IMHO, spid-sp-test should test SP compliance to SPID requirements. For this reason:

  • if the SP specified Comparison="exact", SAML says the returned level should be the same, but SPID says it may be higher, so spid-sp-test should test that the SP accepts either the same level or any higher one
  • if the SP specified Comparison="minimum", SAML and SPID agree, so spid-sp-test should test that the SP accepts either the same level or any higher one (that is: same behaviour as for "exact")
  • if the SP specified Comparison="better", SAML says the returned level should be higher and the SPID requirement doesn't add anything to that, so spid-sp-test should test that the SP accepts any higher level, but not the one in the request or any lower one (of course Comparison="better" with a requested level of L3 cannot be satisfied, so such a request should be considered invalid)
  • if the SP specified Comparison="maximum", SAML says the returned level should not be higher than the requested one, but SPID says it may still be higher, so IMHO spid-sp-test should test that the SP accepts ANY level in the response

At this point I agree, since, as @damikael has confirmed, this is indeed what the SPID documentations says.

peppelinux commented 2 years ago

Dear friends, first of all thank you all for the precious analisys :heart:

Here the path to get how we implemented in spid-sp-test the response mods and how the ACR comparison has been made, and how to improve it.

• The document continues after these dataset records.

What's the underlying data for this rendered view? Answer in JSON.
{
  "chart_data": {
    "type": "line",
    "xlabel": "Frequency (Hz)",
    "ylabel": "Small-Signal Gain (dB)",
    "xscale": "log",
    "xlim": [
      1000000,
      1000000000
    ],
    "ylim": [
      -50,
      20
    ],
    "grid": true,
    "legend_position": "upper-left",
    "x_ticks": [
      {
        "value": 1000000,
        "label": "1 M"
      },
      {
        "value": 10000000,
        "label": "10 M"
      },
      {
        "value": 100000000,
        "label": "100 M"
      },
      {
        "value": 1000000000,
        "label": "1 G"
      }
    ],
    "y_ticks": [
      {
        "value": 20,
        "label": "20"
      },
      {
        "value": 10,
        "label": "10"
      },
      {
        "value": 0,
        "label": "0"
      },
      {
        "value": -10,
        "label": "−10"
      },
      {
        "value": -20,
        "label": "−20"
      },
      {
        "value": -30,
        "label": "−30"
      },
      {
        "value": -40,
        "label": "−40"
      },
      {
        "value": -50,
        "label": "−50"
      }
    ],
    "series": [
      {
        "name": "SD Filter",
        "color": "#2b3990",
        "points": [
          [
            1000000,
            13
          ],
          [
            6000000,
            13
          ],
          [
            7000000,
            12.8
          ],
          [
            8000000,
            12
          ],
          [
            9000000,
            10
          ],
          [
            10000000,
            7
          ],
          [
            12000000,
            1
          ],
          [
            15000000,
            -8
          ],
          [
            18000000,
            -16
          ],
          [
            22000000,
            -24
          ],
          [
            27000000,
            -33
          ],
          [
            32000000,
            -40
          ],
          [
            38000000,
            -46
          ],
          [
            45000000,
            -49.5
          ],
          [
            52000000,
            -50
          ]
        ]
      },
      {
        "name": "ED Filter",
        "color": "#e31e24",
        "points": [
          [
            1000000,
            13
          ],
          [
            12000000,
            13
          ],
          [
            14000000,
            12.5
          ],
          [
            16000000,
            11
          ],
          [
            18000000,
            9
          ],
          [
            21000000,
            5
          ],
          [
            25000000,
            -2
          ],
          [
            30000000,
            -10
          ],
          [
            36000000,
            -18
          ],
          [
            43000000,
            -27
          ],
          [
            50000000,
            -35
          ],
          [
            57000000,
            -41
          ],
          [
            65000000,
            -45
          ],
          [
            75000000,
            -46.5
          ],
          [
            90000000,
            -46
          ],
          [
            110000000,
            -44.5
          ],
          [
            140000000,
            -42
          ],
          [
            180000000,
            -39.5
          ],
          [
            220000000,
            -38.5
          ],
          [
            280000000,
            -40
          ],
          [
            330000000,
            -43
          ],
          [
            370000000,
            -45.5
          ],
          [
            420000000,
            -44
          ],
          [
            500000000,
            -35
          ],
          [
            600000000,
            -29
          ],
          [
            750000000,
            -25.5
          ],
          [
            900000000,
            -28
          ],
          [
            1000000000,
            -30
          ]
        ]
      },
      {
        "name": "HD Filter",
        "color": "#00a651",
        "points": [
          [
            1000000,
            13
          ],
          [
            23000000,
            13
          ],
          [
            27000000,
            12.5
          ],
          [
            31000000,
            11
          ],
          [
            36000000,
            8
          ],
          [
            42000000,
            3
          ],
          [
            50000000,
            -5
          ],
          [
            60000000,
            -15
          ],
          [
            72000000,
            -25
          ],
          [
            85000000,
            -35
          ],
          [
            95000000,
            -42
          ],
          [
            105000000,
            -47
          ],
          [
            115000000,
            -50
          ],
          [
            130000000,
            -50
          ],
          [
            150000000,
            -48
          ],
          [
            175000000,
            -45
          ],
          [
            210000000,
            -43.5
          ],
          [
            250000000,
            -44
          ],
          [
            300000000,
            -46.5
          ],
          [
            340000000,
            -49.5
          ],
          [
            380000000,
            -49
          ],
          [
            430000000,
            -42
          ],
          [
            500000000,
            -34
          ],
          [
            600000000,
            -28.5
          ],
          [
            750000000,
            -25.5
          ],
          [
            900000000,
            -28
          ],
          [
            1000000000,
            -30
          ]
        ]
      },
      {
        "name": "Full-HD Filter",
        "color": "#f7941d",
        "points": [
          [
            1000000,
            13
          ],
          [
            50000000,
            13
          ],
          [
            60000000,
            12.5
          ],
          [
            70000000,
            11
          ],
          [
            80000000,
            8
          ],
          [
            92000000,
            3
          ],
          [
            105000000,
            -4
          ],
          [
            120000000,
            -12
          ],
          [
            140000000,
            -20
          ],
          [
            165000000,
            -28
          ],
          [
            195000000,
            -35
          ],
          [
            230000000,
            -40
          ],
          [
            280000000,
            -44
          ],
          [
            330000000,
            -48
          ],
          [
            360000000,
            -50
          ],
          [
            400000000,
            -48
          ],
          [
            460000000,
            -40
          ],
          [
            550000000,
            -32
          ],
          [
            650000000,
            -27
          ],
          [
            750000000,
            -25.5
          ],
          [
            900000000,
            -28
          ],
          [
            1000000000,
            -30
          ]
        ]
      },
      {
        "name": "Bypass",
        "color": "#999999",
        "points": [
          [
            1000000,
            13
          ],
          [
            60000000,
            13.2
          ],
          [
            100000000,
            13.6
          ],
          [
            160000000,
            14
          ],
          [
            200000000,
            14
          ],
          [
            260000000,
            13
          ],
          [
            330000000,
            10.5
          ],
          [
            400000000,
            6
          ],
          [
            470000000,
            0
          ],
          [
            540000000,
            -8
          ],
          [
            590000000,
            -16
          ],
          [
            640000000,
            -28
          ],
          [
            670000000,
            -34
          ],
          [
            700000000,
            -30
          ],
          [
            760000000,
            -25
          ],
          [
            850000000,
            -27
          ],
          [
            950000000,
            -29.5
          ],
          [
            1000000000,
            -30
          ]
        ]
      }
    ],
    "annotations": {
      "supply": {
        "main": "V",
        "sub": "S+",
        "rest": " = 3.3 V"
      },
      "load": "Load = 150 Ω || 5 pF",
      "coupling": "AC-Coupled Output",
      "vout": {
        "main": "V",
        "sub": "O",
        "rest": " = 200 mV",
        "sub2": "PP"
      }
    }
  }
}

First, we have the response settings. These can load custom plugins (response mods) and this is how we get the ACRs, here: https://github.com/italia/spid-sp-test/blob/main/src/spid_sp_test/responses/settings.py#L867

The namespace that's to the python package points here: https://github.com/italia/spid-sp-test/blob/main/src/spid_sp_test/responses/response_mods.py

The desidered behaviour can be implemented following the approach we already have at line 15 or any other as your taste.

get_acr and get_acr_comparison are methods of the class SpidResponeCheck, here: https://github.com/italia/spid-sp-test/blob/main/src/spid_sp_test/response.py#L154

I'm not having time to follow this feature/fix but I can get in pair with anyone of you to get it done in a useful time. @nunzionapoli is working of v1.2.0 that has the fully support for Aggregatori Privati, if you like to join in this milestone let me know.